Khan sums up with this advice: “Healthy eating and physical activity should be a part of one's daily routine. Regular follow-up with your physician and healthy eating are essential if you have diabetes in order to prevent long-term complications, such as heart disease, kidney issues and strokes. Also, if you have a family history of diabetes, let your primary-care physician know.”

Support Systems for Diabetes

A diabetes diagnosis can seem overwhelming. Patients receive information about medication, diet, exercise and blood sugar testing. Support is a key to learning how to manage diabetes and can help relieve some of the stress surrounding a diagnosis.

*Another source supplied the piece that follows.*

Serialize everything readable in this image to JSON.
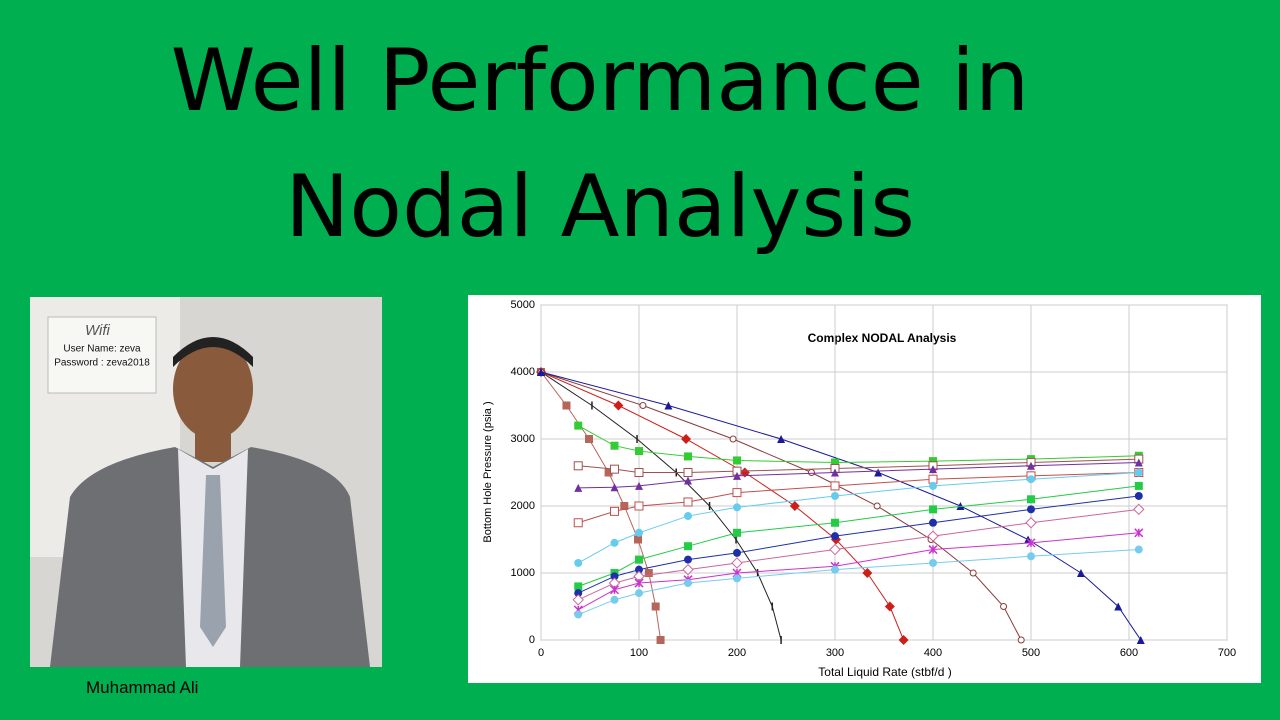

In St. Louis, there are a variety of support services available to help patients and families better understand and cope with diabetes.

The Juvenile Diabetes Research Foundation (JDRF) Greater Missouri and Southern Illinois chapter lists a plethora of resources and events at www.jdrfstl.org. Diabetes research information also is available in the site’s ‘publications’ section.

For children diagnosed with diabetes within the previous three months, the JDRF provides a ‘Bag of Hope.’ The bag contains Rufus, the cuddly bear with diabetes, kid-appropriate books, a DVD, JDRF and T1D information, and more.

Individuals diagnosed with Type 1 diabetes at any age can connect with a JDRF mentor and access Juvenation, the JDRF’s social networking site. Downloadable toolkits containing practical information for parents who need to communicate with their child’s school about a diabetes diagnosis or for adults who are living with Type 1 diabetes also are available.

The American Diabetes Association’s (ADA) St. Louis office also supports those living with Type 1 or 2 diabetes. General information about ADA resources and programs are available at www.diabetes.org. By clicking on ‘In My Community,’ you can find a list of St. Louis area events and programs.